Need advice on DB design. (1 Viewer)

sumdumgai

Registered User.
Local time
Today, 10:13
Joined
Jul 19, 2007
Messages
453
Hello again. Looking for great advice that I always get on this forum. I'm working on a new application that tracks sales.


Let's say the application has these characteristics:

  • There are 800,000 salespersons each with unique ID (I).
  • The number of product groups being sold could be 6 to 12 (P).
  • Each product group could have up to 20 subgroups (S).
  • Each subgroup will have 12 attributes which is where sales quantities are given (A).
  • This sales data will be imported once a month.
  • A date for the monthly sales data will either be included or it can be generated.
Typical queries might be something like:

  • Show me most recent sales for Salesperson (I1) for Attribute (A1) for Subgroup (S1) for Product (P1).
  • Show me total sales for Attribute (A1) for Subgroup (S1) for Product (P1) for last 12 months.
  • Show me best selling Attribute (A1) for Subgroup (S1) for Product (P1) for last 12 months.
  • Show me most recent sales of all Attributes for all Subgroups for all Products.
  • Show me total sales of all Attributes for all Subgroups for all Products for last 12 months.
My questions are:

  • Since the number of potential fields for just this data could be 12x20x12 or 1,368, I can't put all products in one table (255 field Access limit). I suspect that Access' 2GB limit will also be a problem. Therefore, linking the tables from different databases (D1 thru D12) is an option. What would queries generally look like if I'm summing multiple product groups?
  • Is this too much to ask of Access?
  • If not, besides the obvious indexing that would be required, is there any other performance consideration?
Thanks as always for any comments or suggestions.
 

The_Doc_Man

Immoderate Moderator
Staff member
Local time
Today, 09:13
Joined
Feb 28, 2001
Messages
27,159
Given the number of sales persons, you probably are looking at SQL Server as a back end. Access could certainly still handle a front end.

However,

Since the number of potential fields for just this data could be 12x20x12 or 1,368, I can't put all products in one table (255 field Access limit).

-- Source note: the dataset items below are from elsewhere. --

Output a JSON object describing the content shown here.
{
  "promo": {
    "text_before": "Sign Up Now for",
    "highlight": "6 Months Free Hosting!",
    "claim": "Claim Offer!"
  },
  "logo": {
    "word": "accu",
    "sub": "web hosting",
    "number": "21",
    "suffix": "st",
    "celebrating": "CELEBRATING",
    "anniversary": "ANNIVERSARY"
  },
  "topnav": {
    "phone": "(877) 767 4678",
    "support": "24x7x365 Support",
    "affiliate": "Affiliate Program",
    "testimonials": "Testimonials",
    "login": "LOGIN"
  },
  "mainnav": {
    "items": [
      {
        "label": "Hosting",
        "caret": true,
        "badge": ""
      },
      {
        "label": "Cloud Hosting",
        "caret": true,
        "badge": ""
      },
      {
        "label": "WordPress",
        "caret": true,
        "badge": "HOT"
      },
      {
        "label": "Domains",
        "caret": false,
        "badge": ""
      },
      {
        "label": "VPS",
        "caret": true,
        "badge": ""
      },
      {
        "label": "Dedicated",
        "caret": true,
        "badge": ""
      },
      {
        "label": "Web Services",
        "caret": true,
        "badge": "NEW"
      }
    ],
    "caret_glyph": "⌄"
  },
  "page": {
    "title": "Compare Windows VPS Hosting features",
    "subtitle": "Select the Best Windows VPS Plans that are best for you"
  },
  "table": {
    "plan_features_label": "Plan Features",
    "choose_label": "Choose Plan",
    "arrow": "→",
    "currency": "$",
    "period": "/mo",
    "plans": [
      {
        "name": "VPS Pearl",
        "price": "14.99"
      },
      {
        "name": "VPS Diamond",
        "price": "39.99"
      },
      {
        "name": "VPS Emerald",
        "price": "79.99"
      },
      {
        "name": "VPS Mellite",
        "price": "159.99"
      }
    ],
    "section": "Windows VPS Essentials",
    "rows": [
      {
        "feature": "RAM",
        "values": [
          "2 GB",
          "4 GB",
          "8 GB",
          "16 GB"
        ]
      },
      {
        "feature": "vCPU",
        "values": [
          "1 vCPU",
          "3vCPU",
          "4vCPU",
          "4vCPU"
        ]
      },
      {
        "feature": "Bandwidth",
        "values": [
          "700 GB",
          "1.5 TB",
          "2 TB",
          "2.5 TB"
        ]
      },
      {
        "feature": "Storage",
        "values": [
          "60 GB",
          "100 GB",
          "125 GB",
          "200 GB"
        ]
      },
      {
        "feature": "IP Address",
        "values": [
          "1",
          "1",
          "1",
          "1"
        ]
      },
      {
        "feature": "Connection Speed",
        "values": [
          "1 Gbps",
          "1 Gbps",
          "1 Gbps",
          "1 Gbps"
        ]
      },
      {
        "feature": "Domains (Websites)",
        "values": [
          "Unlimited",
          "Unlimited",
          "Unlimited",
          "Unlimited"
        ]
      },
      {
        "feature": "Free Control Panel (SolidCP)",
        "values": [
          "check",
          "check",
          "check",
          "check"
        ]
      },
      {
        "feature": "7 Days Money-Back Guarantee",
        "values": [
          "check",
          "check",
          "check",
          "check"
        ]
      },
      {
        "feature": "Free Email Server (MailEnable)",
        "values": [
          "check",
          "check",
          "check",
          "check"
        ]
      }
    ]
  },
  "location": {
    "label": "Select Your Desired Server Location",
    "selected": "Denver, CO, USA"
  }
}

No. Absolutely not. That is flat-file (EXCEL) thinking. You have a natural hierarchy of groups and subgroups. Each level of the hierarchy would be a table for that level only, with a child table for the next level down. Keep the levels separate. Then the number of fields does not enter into play.

Your typical queries are all easy. Look up two topics: TOP predicate and SQL Aggregate. These topics lead you to either the "most recent sales" (TOP when ordered by descending date), total sales for a given A, S, P = (SUM of a field within a query that has GROUP BY statements for A, S, P)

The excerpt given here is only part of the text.